6 crucial facts young black Americans should keep in mind at the polls

Impact

Civic participation has become so fraught for African-Americans that it's even earned its own name: voting while black. 

Exactly two years ago, Black Youth Project, a national organizing group for millennials with chapters across the country, released this helpful reminder that voting is one of many tools for participating civically. 

These points, adapted from an activist named Mariame Kaba, are just as timely today — summing up the best approach to Election Day: that one can work toward an inclusive democracy in many different ways.

1. Voting will not uproot oppression. Only social movements can do that.

Jessica Pierce, BYP 100's national co-chair, said that Kaba's message was important to share with its members and supporters because it allows them to reframe the conversation about voting from an either/or, good/evil dichotomy.

"If we do want to have the freedom and change we need, it can't be just shutting stuff down," Pierce said. "It has to be thinking statically about the policies we want, [and] holding officials accountable."

The discussion about voting in black communities has been loaded. The Supreme Court dismantled crucial parts of the 1965 Voting Rights Act, landmark legislation that was meant to protect African-Americans from the types of voter intimidation that marked decades of Jim Crow rule in the South.
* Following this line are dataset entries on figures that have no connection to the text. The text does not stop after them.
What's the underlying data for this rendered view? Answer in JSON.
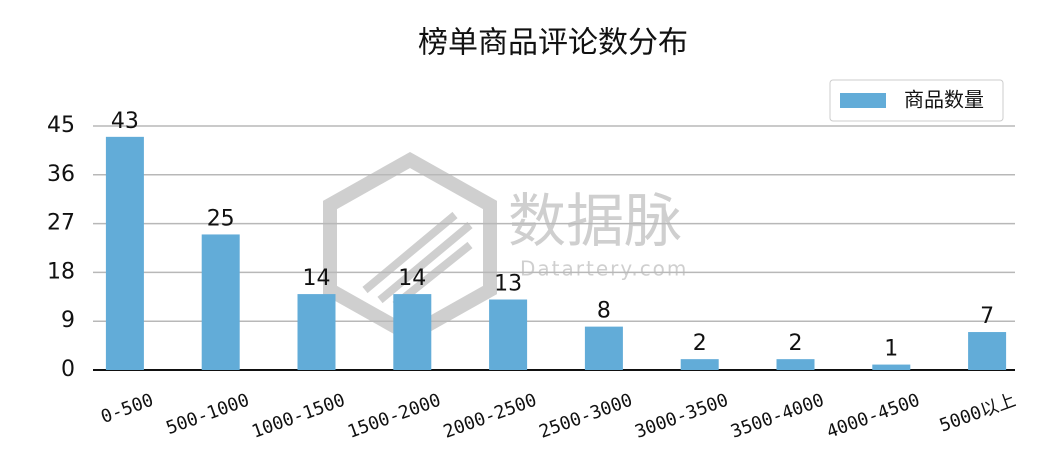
{
  "chart_data": {
    "type": "bar",
    "title": "榜单商品评论数分布",
    "categories": [
      "0-500",
      "500-1000",
      "1000-1500",
      "1500-2000",
      "2000-2500",
      "2500-3000",
      "3000-3500",
      "3500-4000",
      "4000-4500",
      "5000以上"
    ],
    "series": [
      {
        "name": "商品数量",
        "color": "#62acd8",
        "values": [
          43,
          25,
          14,
          14,
          13,
          8,
          2,
          2,
          1,
          7
        ]
      }
    ],
    "ylim": [
      0,
      45
    ],
    "yticks": [
      0,
      9,
      18,
      27,
      36,
      45
    ],
    "grid": true,
    "legend": "upper right"
  },
  "watermark": {
    "name": "数据脉",
    "site": "Datartery.com"
  }
}
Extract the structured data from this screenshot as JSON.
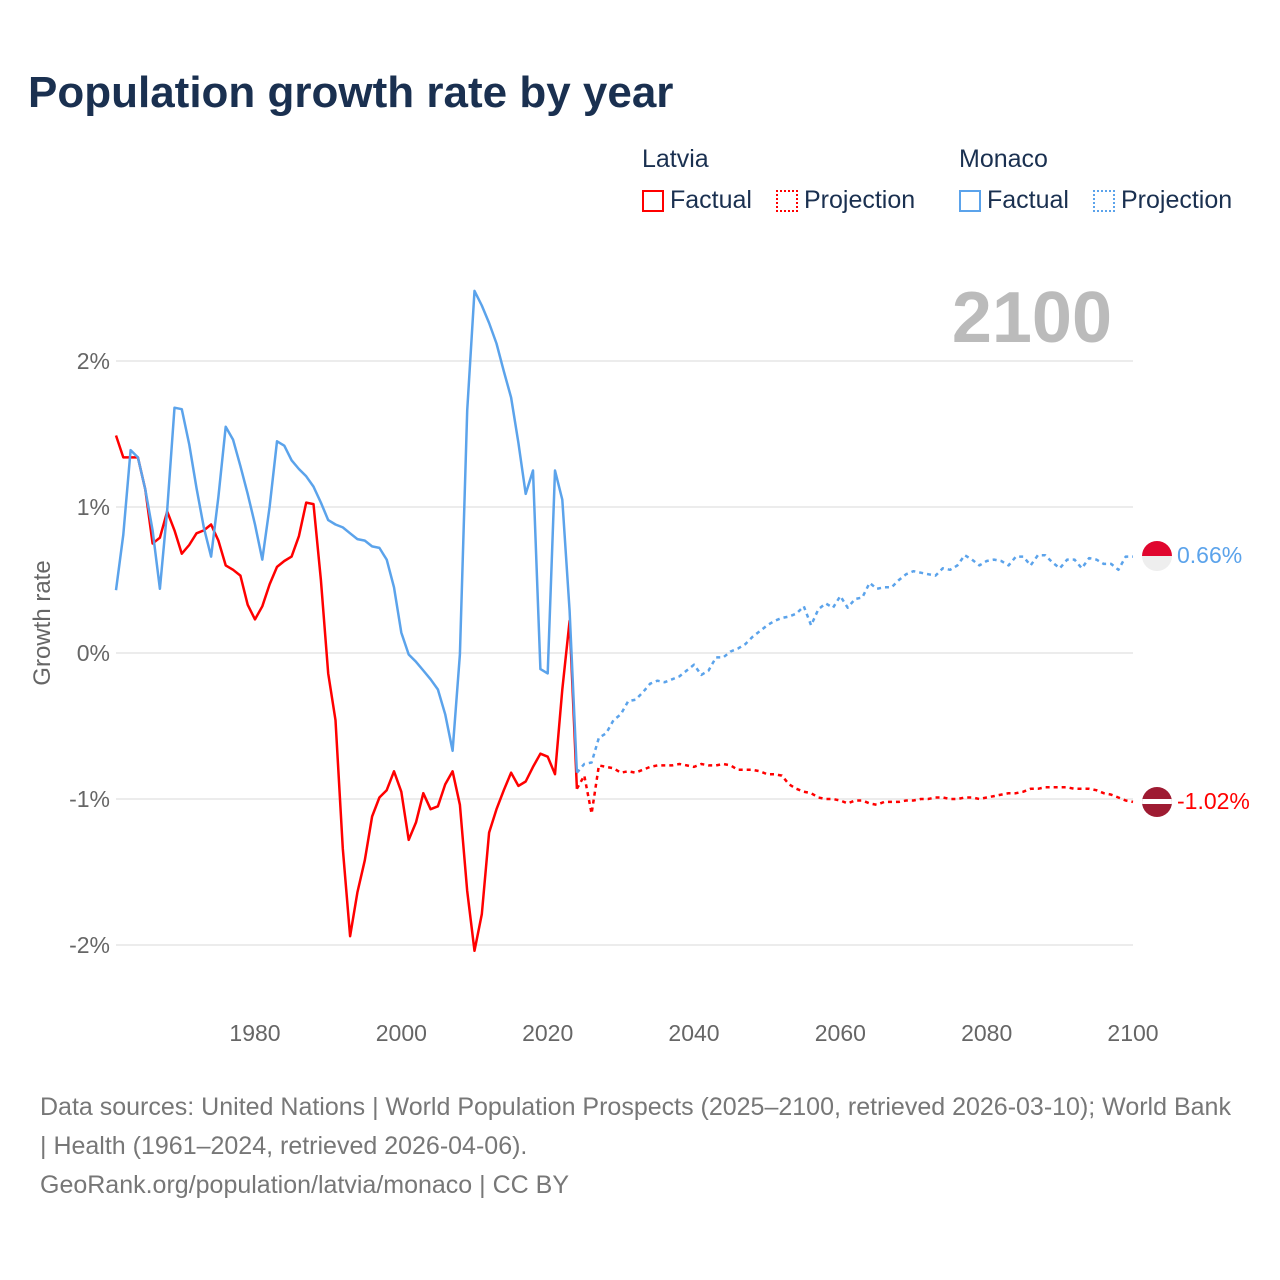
{
  "title": "Population growth rate by year",
  "legend": {
    "groups": [
      {
        "name": "Latvia",
        "color": "#ff0000",
        "items": [
          "Factual",
          "Projection"
        ]
      },
      {
        "name": "Monaco",
        "color": "#5ba3eb",
        "items": [
          "Factual",
          "Projection"
        ]
      }
    ]
  },
  "year_label": "2100",
  "end_labels": {
    "monaco": "0.66%",
    "latvia": "-1.02%"
  },
  "source": {
    "line1": "Data sources: United Nations | World Population Prospects (2025–2100, retrieved 2026-03-10); World Bank | Health (1961–2024, retrieved 2026-04-06).",
    "line2": "GeoRank.org/population/latvia/monaco | CC BY"
  },
  "chart_data": {
    "type": "line",
    "title": "Population growth rate by year",
    "xlabel": "",
    "ylabel": "Growth rate",
    "xlim": [
      1961,
      2100
    ],
    "ylim": [
      -2.45,
      2.6
    ],
    "x_ticks": [
      1980,
      2000,
      2020,
      2040,
      2060,
      2080,
      2100
    ],
    "x_tick_labels": [
      "1980",
      "2000",
      "2020",
      "2040",
      "2060",
      "2080",
      "2100"
    ],
    "y_ticks": [
      2,
      1,
      0,
      -1,
      -2
    ],
    "y_tick_labels": [
      "2%",
      "1%",
      "0%",
      "-1%",
      "-2%"
    ],
    "grid": true,
    "legend_position": "top-right",
    "series": [
      {
        "name": "Latvia Factual",
        "color": "#ff0000",
        "dashed": false,
        "x_start": 1961,
        "values": [
          1.49,
          1.34,
          1.34,
          1.34,
          1.12,
          0.75,
          0.79,
          0.97,
          0.84,
          0.68,
          0.74,
          0.82,
          0.84,
          0.88,
          0.77,
          0.6,
          0.57,
          0.53,
          0.33,
          0.23,
          0.32,
          0.47,
          0.59,
          0.63,
          0.66,
          0.8,
          1.03,
          1.02,
          0.5,
          -0.14,
          -0.46,
          -1.34,
          -1.94,
          -1.64,
          -1.42,
          -1.12,
          -0.99,
          -0.94,
          -0.81,
          -0.95,
          -1.28,
          -1.16,
          -0.96,
          -1.07,
          -1.05,
          -0.9,
          -0.81,
          -1.04,
          -1.63,
          -2.04,
          -1.79,
          -1.23,
          -1.07,
          -0.94,
          -0.82,
          -0.91,
          -0.88,
          -0.78,
          -0.69,
          -0.71,
          -0.83,
          -0.25,
          0.22,
          -0.93
        ]
      },
      {
        "name": "Latvia Projection",
        "color": "#ff0000",
        "dashed": true,
        "x_start": 2024,
        "values": [
          -0.93,
          -0.84,
          -1.1,
          -0.77,
          -0.78,
          -0.79,
          -0.82,
          -0.81,
          -0.82,
          -0.8,
          -0.78,
          -0.77,
          -0.77,
          -0.77,
          -0.76,
          -0.77,
          -0.78,
          -0.76,
          -0.77,
          -0.77,
          -0.76,
          -0.77,
          -0.8,
          -0.8,
          -0.8,
          -0.81,
          -0.83,
          -0.83,
          -0.84,
          -0.9,
          -0.93,
          -0.95,
          -0.96,
          -0.99,
          -1.0,
          -1.0,
          -1.01,
          -1.03,
          -1.01,
          -1.01,
          -1.03,
          -1.04,
          -1.02,
          -1.02,
          -1.02,
          -1.01,
          -1.01,
          -1.0,
          -1.0,
          -0.99,
          -0.99,
          -1.0,
          -1.0,
          -0.99,
          -0.99,
          -1.0,
          -0.99,
          -0.98,
          -0.97,
          -0.96,
          -0.96,
          -0.95,
          -0.93,
          -0.93,
          -0.92,
          -0.92,
          -0.92,
          -0.92,
          -0.93,
          -0.93,
          -0.93,
          -0.94,
          -0.96,
          -0.97,
          -0.99,
          -1.01,
          -1.02
        ]
      },
      {
        "name": "Monaco Factual",
        "color": "#5ba3eb",
        "dashed": false,
        "x_start": 1961,
        "values": [
          0.43,
          0.81,
          1.39,
          1.34,
          1.12,
          0.84,
          0.44,
          0.98,
          1.68,
          1.67,
          1.43,
          1.13,
          0.86,
          0.66,
          1.07,
          1.55,
          1.46,
          1.28,
          1.09,
          0.88,
          0.64,
          1.0,
          1.45,
          1.42,
          1.32,
          1.26,
          1.21,
          1.14,
          1.03,
          0.91,
          0.88,
          0.86,
          0.82,
          0.78,
          0.77,
          0.73,
          0.72,
          0.64,
          0.45,
          0.14,
          -0.01,
          -0.06,
          -0.12,
          -0.18,
          -0.25,
          -0.42,
          -0.67,
          -0.01,
          1.66,
          2.48,
          2.38,
          2.26,
          2.12,
          1.93,
          1.75,
          1.44,
          1.09,
          1.25,
          -0.11,
          -0.14,
          1.25,
          1.05,
          0.29,
          -0.82
        ]
      },
      {
        "name": "Monaco Projection",
        "color": "#5ba3eb",
        "dashed": true,
        "x_start": 2024,
        "values": [
          -0.82,
          -0.76,
          -0.75,
          -0.58,
          -0.55,
          -0.46,
          -0.42,
          -0.33,
          -0.32,
          -0.27,
          -0.21,
          -0.19,
          -0.2,
          -0.18,
          -0.16,
          -0.12,
          -0.08,
          -0.15,
          -0.12,
          -0.03,
          -0.03,
          0.01,
          0.03,
          0.06,
          0.11,
          0.15,
          0.19,
          0.22,
          0.24,
          0.25,
          0.27,
          0.32,
          0.19,
          0.3,
          0.34,
          0.31,
          0.39,
          0.31,
          0.37,
          0.38,
          0.48,
          0.44,
          0.45,
          0.45,
          0.5,
          0.54,
          0.56,
          0.55,
          0.54,
          0.53,
          0.58,
          0.57,
          0.6,
          0.67,
          0.64,
          0.6,
          0.63,
          0.64,
          0.63,
          0.6,
          0.66,
          0.66,
          0.6,
          0.67,
          0.67,
          0.62,
          0.58,
          0.64,
          0.64,
          0.58,
          0.65,
          0.64,
          0.61,
          0.61,
          0.57,
          0.66,
          0.66
        ]
      }
    ]
  }
}
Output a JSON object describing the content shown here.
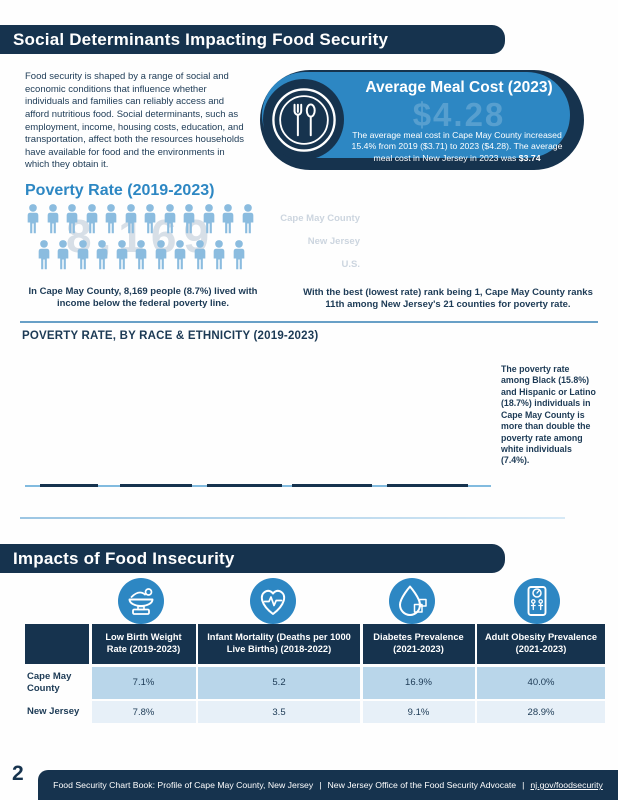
{
  "colors": {
    "navy": "#16334e",
    "accent_blue": "#2d87c3",
    "pictogram_blue": "#8bbcdf",
    "table_row_shaded": "#b9d6ea",
    "table_row_light": "#e7f0f8"
  },
  "header": {
    "title": "Social Determinants Impacting Food Security"
  },
  "intro": "Food security is shaped by a range of social and economic conditions that influence whether individuals and families can reliably access and afford nutritious food. Social determinants, such as employment, income, housing costs, education, and transportation, affect both the resources households have available for food and the environments in which they obtain it.",
  "meal_cost": {
    "title": "Average Meal Cost (2023)",
    "value": "$4.28",
    "desc": "The average meal cost in Cape May County increased 15.4% from 2019 ($3.71) to 2023 ($4.28). The average meal cost in New Jersey in 2023 was ",
    "desc_bold": "$3.74",
    "icon": "fork-spoon-plate-icon"
  },
  "poverty": {
    "title": "Poverty Rate (2019-2023)",
    "watermark": "8,169",
    "pictogram_rows": [
      12,
      11
    ],
    "caption": "In Cape May County, 8,169 people (8.7%) lived with income below the federal poverty line.",
    "rank_labels": [
      "Cape May County",
      "New Jersey",
      "U.S."
    ],
    "rank_caption": "With the best (lowest rate) rank being 1, Cape May County ranks 11th among New Jersey's 21 counties for poverty rate."
  },
  "race_section": {
    "title": "POVERTY RATE, BY RACE & ETHNICITY (2019-2023)",
    "note": "The poverty rate among Black (15.8%) and Hispanic or Latino (18.7%) individuals in Cape May County is more than double the poverty rate among white individuals (7.4%)."
  },
  "impacts": {
    "title": "Impacts of Food Insecurity",
    "table": {
      "columns": [
        {
          "icon": "infant-scale-icon",
          "label": "Low Birth Weight Rate (2019-2023)"
        },
        {
          "icon": "heart-pulse-icon",
          "label": "Infant Mortality (Deaths per 1000 Live Births) (2018-2022)"
        },
        {
          "icon": "diabetes-droplet-icon",
          "label": "Diabetes Prevalence (2021-2023)"
        },
        {
          "icon": "weight-scale-icon",
          "label": "Adult Obesity Prevalence (2021-2023)"
        }
      ],
      "rows": [
        {
          "label": "Cape May County",
          "values": [
            "7.1%",
            "5.2",
            "16.9%",
            "40.0%"
          ]
        },
        {
          "label": "New Jersey",
          "values": [
            "7.8%",
            "3.5",
            "9.1%",
            "28.9%"
          ]
        }
      ]
    }
  },
  "footer": {
    "page_number": "2",
    "book": "Food Security Chart Book: Profile of Cape May County, New Jersey",
    "separator": "|",
    "org": "New Jersey Office of the Food Security Advocate",
    "link": "nj.gov/foodsecurity"
  }
}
Ironically, it's the exact type of intimidation that Donald Trump is now advocating when he incites his supporters' fears about stolen elections and voter fraud.

But outside of the ability to vote is the utility of it. Whether political power can be gained at the polls has long been a source of tension in black communities, dating back at least to Malcolm X's 1964 "The Ballot or the Bullet" speech.

"The time when white people can come in our community and get us to vote for them so that they can be our political leaders and tell us what to do and what not to do is long gone," X said, advocating a black nationalist philosophy centered around black control of civil, economic, political and cultural life. "By the same token, the time when that same white man, knowing that your eyes are too far open, can send another Negro into the community and get you and me to support him so he can use him to lead us astray — those days are long gone too."

Alongside the emergence of the Movement for Black Lives has been a concurrent conversation about whether young black Americans will and should vote in this year's election. Hillary Clinton's campaign, at least, is deeply worried about voter turnout among young African-Americans. But Pierce, for one, isn't worried.

"We're not buying into these narratives that elections will be won and lost on the backs of black people," she said. "There are so many ways to be involved."